Dedicated technology can check specifically for duplicate invoices and prevent mistakes before they are processed and paid. Datricks offers continuous monitoring that includes invoice control and alerts of any suspicious invoices, including duplicate ones. By keeping track and recording such actions, Datricks allows auditors to receive the full information related to the invoice, evaluate the risk, and gain valuable insights. 

Example #3: Preventing Segregation of Duties (SoD) conflicts 

SoD brings the idea of checks and balances into the business world in an attempt to minimize fraud. The purpose of SoD is to make sure that no one within the organization holds multiple conflicting roles or can execute an entire fraudulent process without others involved in some aspect. SoD, in the digitized world, is often translated into account access permissions.  

To ensure that SoD rules are properly upheld, it is required for companies to map out the different roles across the organization and detect any conflicts, preferably in real-time. The problem in large organizations is that there are so many roles and processes, leading to many account access permissions, which makes it complicated and challenging to manage and predict every single SoD conflict. 

Datricks flags SoD actual violations in real-time and highlights the exact process instance in which the violation happened. This allows compliance teams to identify the conflict in access permissions and mitigate the risk, either by changing the permissions going forward or by continuously monitoring violations and reporting on them in real-time.

Example #4: Reduce complexity and human error

Making mistakes is an integral part of the human experience, but this compassionate philosophy doesn’t hold when it comes to compliance. Manual compliance opens up a lot of room for human error. For example, when teams manually pass large amounts of data back and forth during business health checks, sometimes in cumbersome spreadsheets or other manual means of communication.  
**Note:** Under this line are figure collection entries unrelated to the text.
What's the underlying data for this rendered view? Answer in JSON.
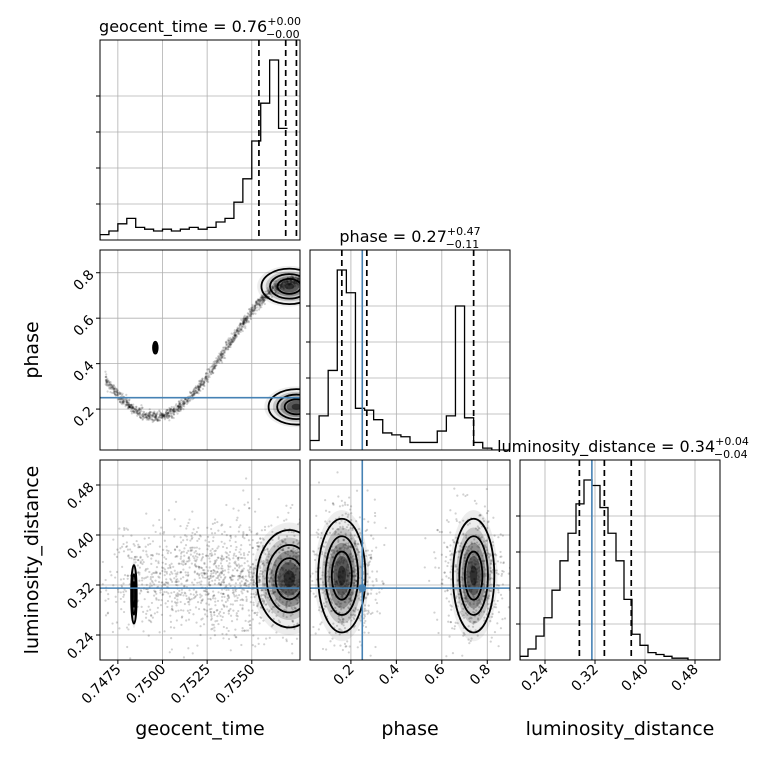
{
  "chart_data": {
    "type": "corner",
    "parameters": [
      {
        "name": "geocent_time",
        "range": [
          0.7465,
          0.7577
        ],
        "ticks": [
          0.7475,
          0.75,
          0.7525,
          0.755
        ],
        "tick_labels": [
          "0.7475",
          "0.7500",
          "0.7525",
          "0.7550"
        ],
        "title_main": "geocent_time = 0.76",
        "title_plus": "+0.00",
        "title_minus": "−0.00",
        "median": 0.7569,
        "q_low": 0.7554,
        "q_high": 0.7575,
        "hist_edges_start": 0.7465,
        "hist_bin_width": 0.0005,
        "hist_counts": [
          0.03,
          0.05,
          0.09,
          0.12,
          0.07,
          0.06,
          0.05,
          0.06,
          0.05,
          0.06,
          0.07,
          0.06,
          0.07,
          0.1,
          0.12,
          0.21,
          0.34,
          0.55,
          0.76,
          1.0,
          0.62
        ]
      },
      {
        "name": "phase",
        "range": [
          0.02,
          0.9
        ],
        "ticks": [
          0.2,
          0.4,
          0.6,
          0.8
        ],
        "tick_labels": [
          "0.2",
          "0.4",
          "0.6",
          "0.8"
        ],
        "title_main": "phase = 0.27",
        "title_plus": "+0.47",
        "title_minus": "−0.11",
        "median": 0.27,
        "q_low": 0.16,
        "q_high": 0.74,
        "truth": 0.25,
        "hist_edges_start": 0.02,
        "hist_bin_width": 0.04,
        "hist_counts": [
          0.05,
          0.18,
          0.42,
          0.95,
          0.83,
          0.22,
          0.21,
          0.16,
          0.09,
          0.08,
          0.07,
          0.04,
          0.04,
          0.04,
          0.1,
          0.18,
          0.76,
          0.17,
          0.04,
          0.01,
          0.0,
          0.0
        ]
      },
      {
        "name": "luminosity_distance",
        "range": [
          0.2,
          0.52
        ],
        "ticks": [
          0.24,
          0.32,
          0.4,
          0.48
        ],
        "tick_labels": [
          "0.24",
          "0.32",
          "0.40",
          "0.48"
        ],
        "title_main": "luminosity_distance = 0.34",
        "title_plus": "+0.04",
        "title_minus": "−0.04",
        "median": 0.335,
        "q_low": 0.295,
        "q_high": 0.378,
        "truth": 0.315,
        "hist_edges_start": 0.2,
        "hist_bin_width": 0.0128,
        "hist_counts": [
          0.02,
          0.06,
          0.13,
          0.23,
          0.38,
          0.54,
          0.69,
          0.85,
          0.98,
          0.95,
          0.83,
          0.69,
          0.54,
          0.33,
          0.14,
          0.08,
          0.04,
          0.03,
          0.02,
          0.01,
          0.01,
          0.0,
          0.0,
          0.0,
          0.0
        ]
      }
    ],
    "panels": [
      {
        "row": 1,
        "col": 0,
        "x_param": "geocent_time",
        "y_param": "phase",
        "density_peaks": [
          {
            "x": 0.7571,
            "y": 0.74,
            "sx": 0.0006,
            "sy": 0.03,
            "w": 1.0
          },
          {
            "x": 0.7575,
            "y": 0.21,
            "sx": 0.0006,
            "sy": 0.03,
            "w": 1.0
          },
          {
            "x": 0.7496,
            "y": 0.47,
            "sx": 0.0002,
            "sy": 0.01,
            "w": 0.25
          }
        ]
      },
      {
        "row": 2,
        "col": 0,
        "x_param": "geocent_time",
        "y_param": "luminosity_distance",
        "density_peaks": [
          {
            "x": 0.7571,
            "y": 0.33,
            "sx": 0.0007,
            "sy": 0.03,
            "w": 1.0
          },
          {
            "x": 0.7484,
            "y": 0.305,
            "sx": 0.0002,
            "sy": 0.018,
            "w": 0.3
          }
        ]
      },
      {
        "row": 2,
        "col": 1,
        "x_param": "phase",
        "y_param": "luminosity_distance",
        "density_peaks": [
          {
            "x": 0.16,
            "y": 0.335,
            "sx": 0.04,
            "sy": 0.035,
            "w": 1.0
          },
          {
            "x": 0.74,
            "y": 0.335,
            "sx": 0.035,
            "sy": 0.035,
            "w": 1.0
          }
        ]
      }
    ],
    "truth_color": "#4682b4",
    "grid": true
  }
}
Continuous compliance creates fully automated processes that eliminate the risk of human error, bias, and the need to obtain, process, and analyze information from every server. This prevents data manipulation, as it facilitates 100% automation of the process. 

This accuracy level saves time and money for many participants across the organization and helps employees do a far better and anxiety-free job. 


Continuous compliance enhances the organizations’ levels of visibility, accuracy, productivity, and control. It solves problems in real-time and even prevents them from occurring in the first place. Continuous compliance reduces risk by using effective technology where it is needed most; it gives CFOs the superpowers they need to make smart decisions, prioritize tasks, and manage resources more effectively. Each of the above scenarios is reason enough to embrace continuous compliance, and their combination creates an irresistible bundle for companies.